The factorial function takes n (integer) as a parameter, for example 5. The value of the parameter is compared with zero, in which case the function returns 1. 5 is not zero so the else part is executed, that is the result of the current call of factorial is set to the current value of n times the result of a second call of the function. The second call of the function passes n-1 (4) as its parameter so what we are effectively doing here is producing 5 * 4.
Calls to the factorial function will be made as follows:
factorial (5) gives factorial := 5 * factorial (4)

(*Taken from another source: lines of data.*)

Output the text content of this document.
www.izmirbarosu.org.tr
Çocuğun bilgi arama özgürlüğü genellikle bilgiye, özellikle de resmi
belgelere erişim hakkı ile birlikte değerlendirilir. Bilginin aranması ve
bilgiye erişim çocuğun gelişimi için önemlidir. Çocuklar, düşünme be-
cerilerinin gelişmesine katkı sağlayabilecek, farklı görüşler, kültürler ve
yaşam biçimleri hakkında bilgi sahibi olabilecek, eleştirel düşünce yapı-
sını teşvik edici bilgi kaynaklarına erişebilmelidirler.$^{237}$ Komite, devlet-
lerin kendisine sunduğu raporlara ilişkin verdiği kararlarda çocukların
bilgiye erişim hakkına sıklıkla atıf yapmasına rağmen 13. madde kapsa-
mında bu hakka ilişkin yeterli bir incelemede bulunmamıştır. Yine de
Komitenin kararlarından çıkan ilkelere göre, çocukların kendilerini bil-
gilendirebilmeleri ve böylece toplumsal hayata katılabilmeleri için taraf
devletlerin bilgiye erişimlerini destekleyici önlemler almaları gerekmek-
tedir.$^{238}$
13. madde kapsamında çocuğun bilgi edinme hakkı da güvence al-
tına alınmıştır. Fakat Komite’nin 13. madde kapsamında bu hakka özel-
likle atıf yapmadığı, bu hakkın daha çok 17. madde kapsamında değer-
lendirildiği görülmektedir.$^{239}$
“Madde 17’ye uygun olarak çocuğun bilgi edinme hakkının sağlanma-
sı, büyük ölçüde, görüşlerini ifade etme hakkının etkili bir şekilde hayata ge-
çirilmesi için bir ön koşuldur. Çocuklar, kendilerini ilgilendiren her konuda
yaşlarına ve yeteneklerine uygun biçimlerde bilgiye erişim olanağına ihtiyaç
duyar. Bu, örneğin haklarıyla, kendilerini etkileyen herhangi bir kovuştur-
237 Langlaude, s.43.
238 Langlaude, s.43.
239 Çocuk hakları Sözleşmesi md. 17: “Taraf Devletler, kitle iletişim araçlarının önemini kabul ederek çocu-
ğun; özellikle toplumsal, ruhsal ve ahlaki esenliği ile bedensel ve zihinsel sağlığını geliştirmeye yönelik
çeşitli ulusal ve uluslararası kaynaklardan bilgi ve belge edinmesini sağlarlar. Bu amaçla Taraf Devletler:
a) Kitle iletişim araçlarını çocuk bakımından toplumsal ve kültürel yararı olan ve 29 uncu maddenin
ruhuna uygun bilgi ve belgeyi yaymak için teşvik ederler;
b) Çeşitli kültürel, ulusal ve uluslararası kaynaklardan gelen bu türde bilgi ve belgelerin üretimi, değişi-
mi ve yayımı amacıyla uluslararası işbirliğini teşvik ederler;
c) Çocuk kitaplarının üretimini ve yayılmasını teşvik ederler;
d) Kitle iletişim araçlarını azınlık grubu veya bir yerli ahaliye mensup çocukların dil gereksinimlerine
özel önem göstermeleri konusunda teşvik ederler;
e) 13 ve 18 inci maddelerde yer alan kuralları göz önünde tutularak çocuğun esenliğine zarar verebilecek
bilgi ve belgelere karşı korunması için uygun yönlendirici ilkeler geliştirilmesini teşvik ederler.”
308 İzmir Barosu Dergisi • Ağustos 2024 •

factorial (4) gives factorial := 4 * factorial (3)
factorial (3) gives factorial := 3 * factorial (2)
factorial (2) gives factorial := 2 * factorial (1)
factorial (1) gives factorial := 1 * factorial (0)
factorial (0) finishes the calls
The calls unwind in reverse order performing the multiplications as they go:
The result from factorial (0) is multiplied by the result from factorial 1 (1
* 1 = 1)
Then the result from factorial (1) is multiplied by the result from factorial
(2) (1 * 2 = 2)
Then the result from factorial (2) is multiplied by the result from factorial
(3) (2 * 3 = 6)
Then the result from factorial (3) is multiplied by the result from factorial
(4) (6 * 4 = 24)
Then the result from factorial (4) is multiplied by the result from factorial
(5) (24 * 5 = 120)
Note that beyond 16! results are unreliable: 17! returns a negative number: why? These errors can be avoided by using int64, but this only moves the goal posts, errors will eventually emerge.